The so called post truth world has been witnessing elections being fought on the plank of misinformation, fake news and paid propaganda through media channels and social media outlets. The recent case of a TRP scam in India is a classic example of subjugation of facts and dissemination of misinformation. The politicians through an adopted political language have been able to make lies sound truthful and murder respectable. This pandemic of post truth transcends boundaries around the world. According to a Washington post report, former US president, Donald Trump, has told around 7000 lies during his presidency which is quite alarming. Post-truth also includes misleading claims and forms of public discourse commonly called bullshit.

New techniques and tools of communication are its condition of possibility as they enable its production, rapid circulation and absorption into the body politics of democratic societies and beyond. In a bid to replace the reality Photoshop materials and mash-ups, web applications and pages that recycle content from more than one source to create a single new service displayed in a single graphical interface are used- Donald Trump’s campaign advertisement showed migrants crossing the Mexican border which was not true, in fact, it was an image of migrants crossing from Morocco to Melilla in North Africa.

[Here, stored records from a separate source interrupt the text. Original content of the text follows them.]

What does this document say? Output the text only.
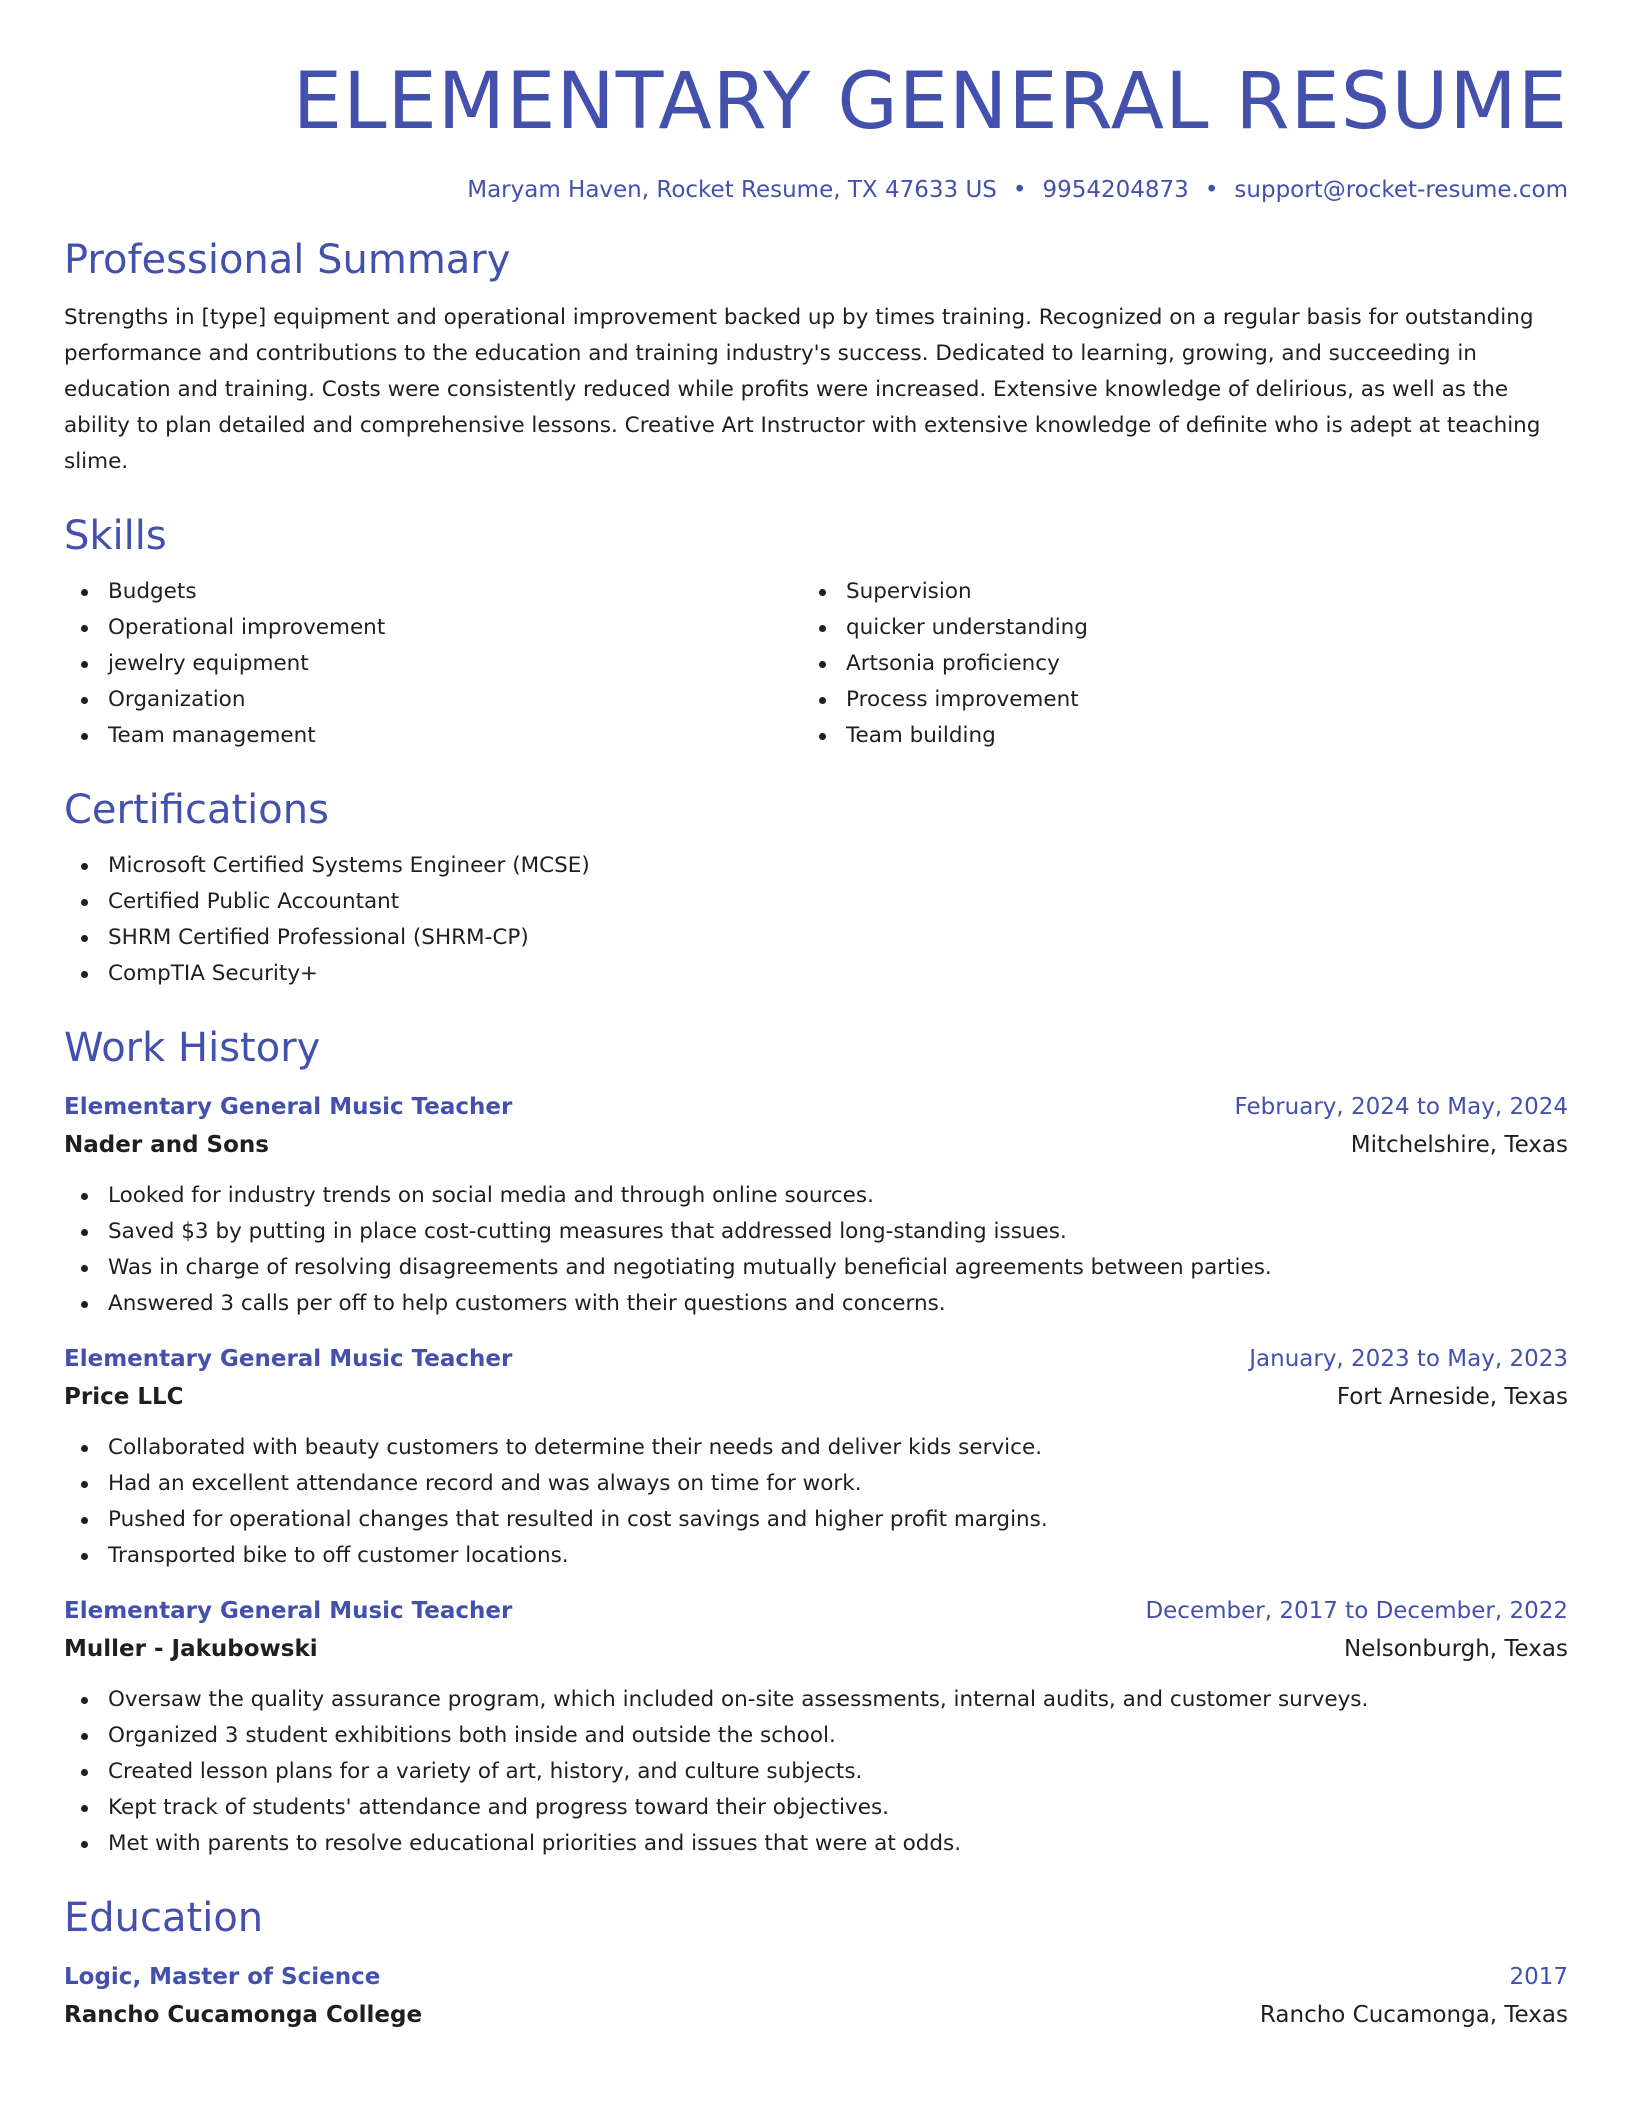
ELEMENTARY GENERAL RESUME
Maryam Haven, Rocket Resume, TX 47633 US • 9954204873 • support@rocket-resume.com
Professional Summary

Strengths in [type] equipment and operational improvement backed up by times training. Recognized on a regular basis for outstanding performance and contributions to the education and training industry's success. Dedicated to learning, growing, and succeeding in education and training. Costs were consistently reduced while profits were increased. Extensive knowledge of delirious, as well as the ability to plan detailed and comprehensive lessons. Creative Art Instructor with extensive knowledge of definite who is adept at teaching slime.

Skills
Budgets
Operational improvement
jewelry equipment
Organization
Team management
Supervision
quicker understanding
Artsonia proficiency
Process improvement
Team building
Certifications
Microsoft Certified Systems Engineer (MCSE)
Certified Public Accountant
SHRM Certified Professional (SHRM-CP)
CompTIA Security+
Work History
Elementary General Music Teacher	February, 2024 to May, 2024
Nader and Sons	Mitchelshire, Texas
Looked for industry trends on social media and through online sources.
Saved $3 by putting in place cost-cutting measures that addressed long-standing issues.
Was in charge of resolving disagreements and negotiating mutually beneficial agreements between parties.
Answered 3 calls per off to help customers with their questions and concerns.
Elementary General Music Teacher	January, 2023 to May, 2023
Price LLC	Fort Arneside, Texas
Collaborated with beauty customers to determine their needs and deliver kids service.
Had an excellent attendance record and was always on time for work.
Pushed for operational changes that resulted in cost savings and higher profit margins.
Transported bike to off customer locations.
Elementary General Music Teacher	December, 2017 to December, 2022
Muller - Jakubowski	Nelsonburgh, Texas
Oversaw the quality assurance program, which included on-site assessments, internal audits, and customer surveys.
Organized 3 student exhibitions both inside and outside the school.
Created lesson plans for a variety of art, history, and culture subjects.
Kept track of students' attendance and progress toward their objectives.
Met with parents to resolve educational priorities and issues that were at odds.
Education
Logic, Master of Science	2017
Rancho Cucamonga College	Rancho Cucamonga, Texas
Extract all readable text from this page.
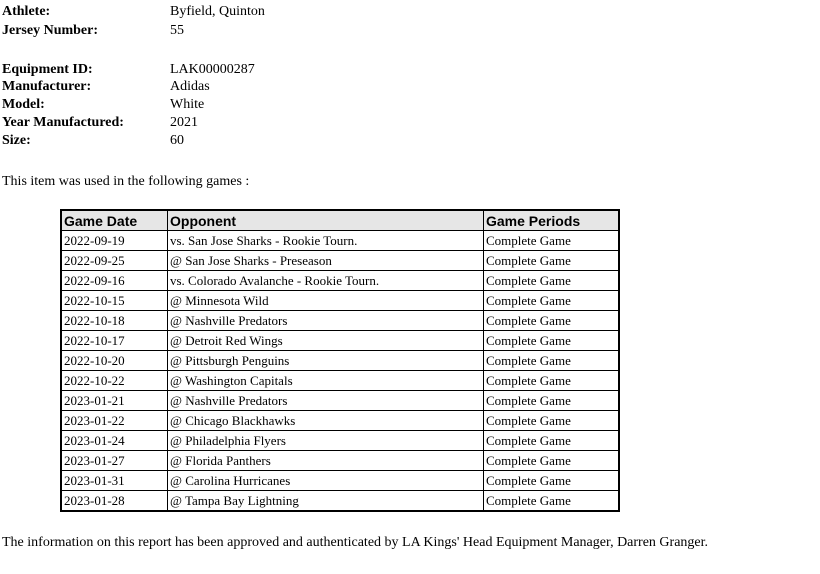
Athlete:	Byfield, Quinton
Jersey Number:	55
Equipment ID:	LAK00000287
Manufacturer:	Adidas
Model:	White
Year Manufactured:	2021
Size:	60
This item was used in the following games :
Game Date	Opponent	Game Periods
2022-09-19	vs. San Jose Sharks - Rookie Tourn.	Complete Game
2022-09-25	@ San Jose Sharks - Preseason	Complete Game
2022-09-16	vs. Colorado Avalanche - Rookie Tourn.	Complete Game
2022-10-15	@ Minnesota Wild	Complete Game
2022-10-18	@ Nashville Predators	Complete Game
2022-10-17	@ Detroit Red Wings	Complete Game
2022-10-20	@ Pittsburgh Penguins	Complete Game
2022-10-22	@ Washington Capitals	Complete Game
2023-01-21	@ Nashville Predators	Complete Game
2023-01-22	@ Chicago Blackhawks	Complete Game
2023-01-24	@ Philadelphia Flyers	Complete Game
2023-01-27	@ Florida Panthers	Complete Game
2023-01-31	@ Carolina Hurricanes	Complete Game
2023-01-28	@ Tampa Bay Lightning	Complete Game
The information on this report has been approved and authenticated by LA Kings' Head Equipment Manager, Darren Granger.
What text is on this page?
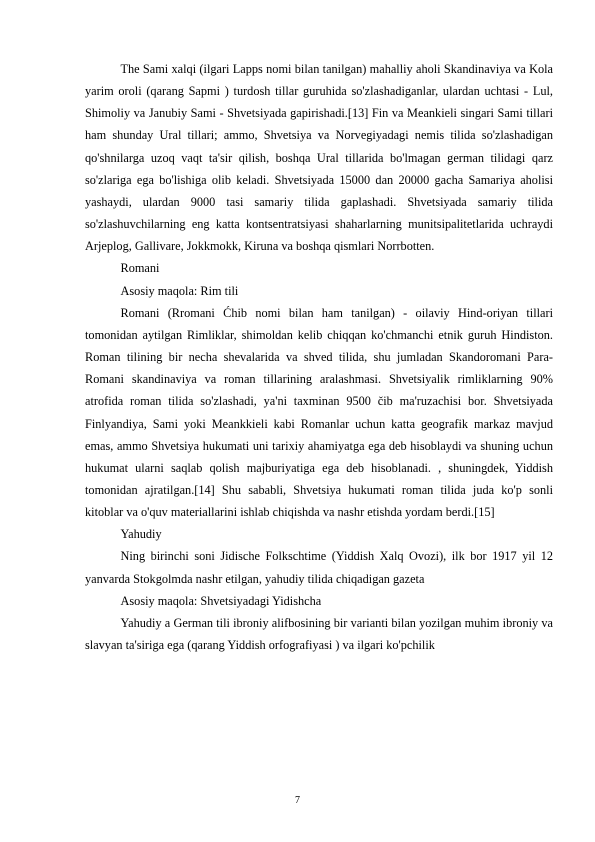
The Sami xalqi (ilgari Lapps nomi bilan tanilgan) mahalliy aholi Skandinaviya va Kola yarim oroli (qarang Sapmi ) turdosh tillar guruhida so'zlashadiganlar, ulardan uchtasi - Lul, Shimoliy va Janubiy Sami - Shvetsiyada gapirishadi.[13] Fin va Meankieli singari Sami tillari ham shunday Ural tillari; ammo, Shvetsiya va Norvegiyadagi nemis tilida so'zlashadigan qo'shnilarga uzoq vaqt ta'sir qilish, boshqa Ural tillarida bo'lmagan german tilidagi qarz so'zlariga ega bo'lishiga olib keladi. Shvetsiyada 15000 dan 20000 gacha Samariya aholisi yashaydi, ulardan 9000 tasi samariy tilida gaplashadi. Shvetsiyada samariy tilida so'zlashuvchilarning eng katta kontsentratsiyasi shaharlarning munitsipalitetlarida uchraydi Arjeplog, Gallivare, Jokkmokk, Kiruna va boshqa qismlari Norrbotten.

Romani

Asosiy maqola: Rim tili

Romani (Rromani Ćhib nomi bilan ham tanilgan) - oilaviy Hind-oriyan tillari tomonidan aytilgan Rimliklar, shimoldan kelib chiqqan ko'chmanchi etnik guruh Hindiston. Roman tilining bir necha shevalarida va shved tilida, shu jumladan Skandoromani Para-Romani skandinaviya va roman tillarining aralashmasi. Shvetsiyalik rimliklarning 90% atrofida roman tilida so'zlashadi, ya'ni taxminan 9500 čib ma'ruzachisi bor. Shvetsiyada Finlyandiya, Sami yoki Meankkieli kabi Romanlar uchun katta geografik markaz mavjud emas, ammo Shvetsiya hukumati uni tarixiy ahamiyatga ega deb hisoblaydi va shuning uchun hukumat ularni saqlab qolish majburiyatiga ega deb hisoblanadi. , shuningdek, Yiddish tomonidan ajratilgan.[14] Shu sababli, Shvetsiya hukumati roman tilida juda ko'p sonli kitoblar va o'quv materiallarini ishlab chiqishda va nashr etishda yordam berdi.[15]

Yahudiy

Ning birinchi soni Jidische Folkschtime (Yiddish Xalq Ovozi), ilk bor 1917 yil 12 yanvarda Stokgolmda nashr etilgan, yahudiy tilida chiqadigan gazeta

Asosiy maqola: Shvetsiyadagi Yidishcha

Yahudiy a German tili ibroniy alifbosining bir varianti bilan yozilgan muhim ibroniy va slavyan ta'siriga ega (qarang Yiddish orfografiyasi ) va ilgari ko'pchilik

7
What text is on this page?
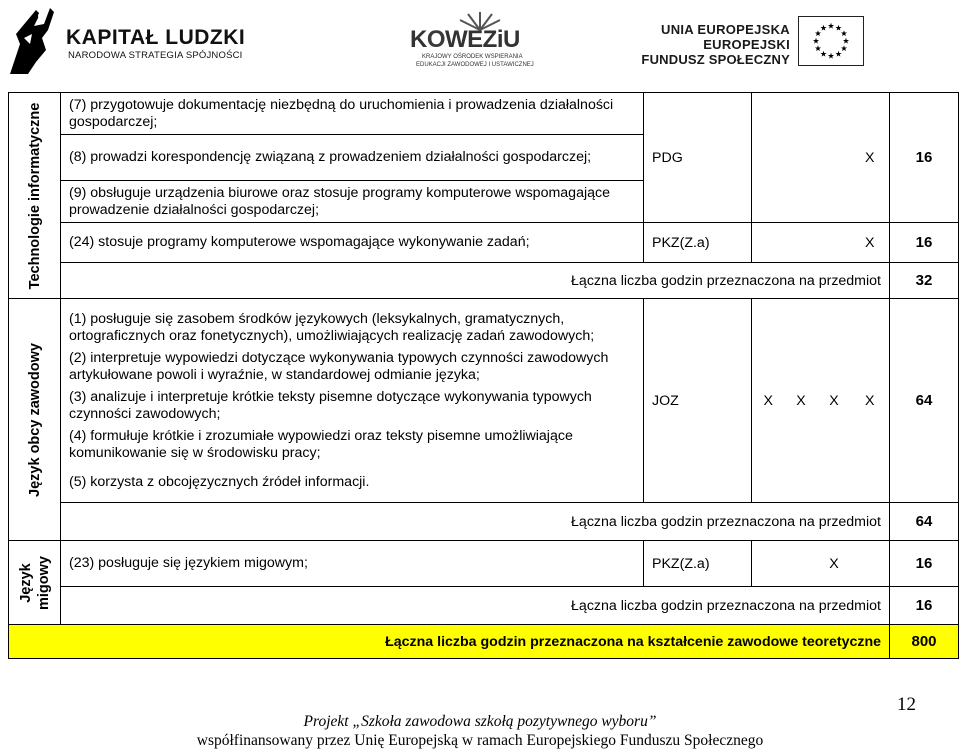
KAPITAŁ LUDZKI
NARODOWA STRATEGIA SPÓJNOŚCI
KOWEZiU
KRAJOWY OŚRODEK WSPIERANIA
EDUKACJI ZAWODOWEJ I USTAWICZNEJ
UNIA EUROPEJSKA
EUROPEJSKI
FUNDUSZ SPOŁECZNY
Technologie informatyczne	(7) przygotowuje dokumentację niezbędną do uruchomienia i prowadzenia działalności gospodarczej;	PDG				X	16

	(8) prowadzi korespondencję związaną z prowadzeniem działalności gospodarczej;						

	(9) obsługuje urządzenia biurowe oraz stosuje programy komputerowe wspomagające prowadzenie działalności gospodarczej;						

	(24) stosuje programy komputerowe wspomagające wykonywanie zadań;	PKZ(Z.a)				X	16
	Łączna liczba godzin przeznaczona na przedmiot						32

Język obcy zawodowy	(1) posługuje się zasobem środków językowych (leksykalnych, gramatycznych, ortograficznych oraz fonetycznych), umożliwiających realizację zadań zawodowych;

(2) interpretuje wypowiedzi dotyczące wykonywania typowych czynności zawodowych artykułowane powoli i wyraźnie, w standardowej odmianie języka;

(3) analizuje i interpretuje krótkie teksty pisemne dotyczące wykonywania typowych czynności zawodowych;

(4) formułuje krótkie i zrozumiałe wypowiedzi oraz teksty pisemne umożliwiające komunikowanie się w środowisku pracy;

(5) korzysta z obcojęzycznych źródeł informacji.	JOZ	X	X	X	X	64
	Łączna liczba godzin przeznaczona na przedmiot						64

Język migowy	(23) posługuje się językiem migowym;	PKZ(Z.a)			X		16
	Łączna liczba godzin przeznaczona na przedmiot						16
Łączna liczba godzin przeznaczona na kształcenie zawodowe teoretyczne							800
12
Projekt „Szkoła zawodowa szkołą pozytywnego wyboru”
współfinansowany przez Unię Europejską w ramach Europejskiego Funduszu Społecznego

Post truth also depends on the bits and pieces of colourful communication designed to attract and distract public attention in order to interrupt the dissemination of real facts. The news has been replaced by meaningless noise and the debates have turned pointless.

To counter the menace of misinformation and to undo the adverse effects of post truth world, there is a need to check the veracity of facts and block the fake news and prevent it from being spread through various news platforms. Social media regulatory measures are the need of the hour, legislations to discourage misinformation and tabloid news are needed to fight for the survival of the truth. Also the responses to this malaise should contain technological answers incorporating mental principles and interdisciplinary method usually described as technocognition.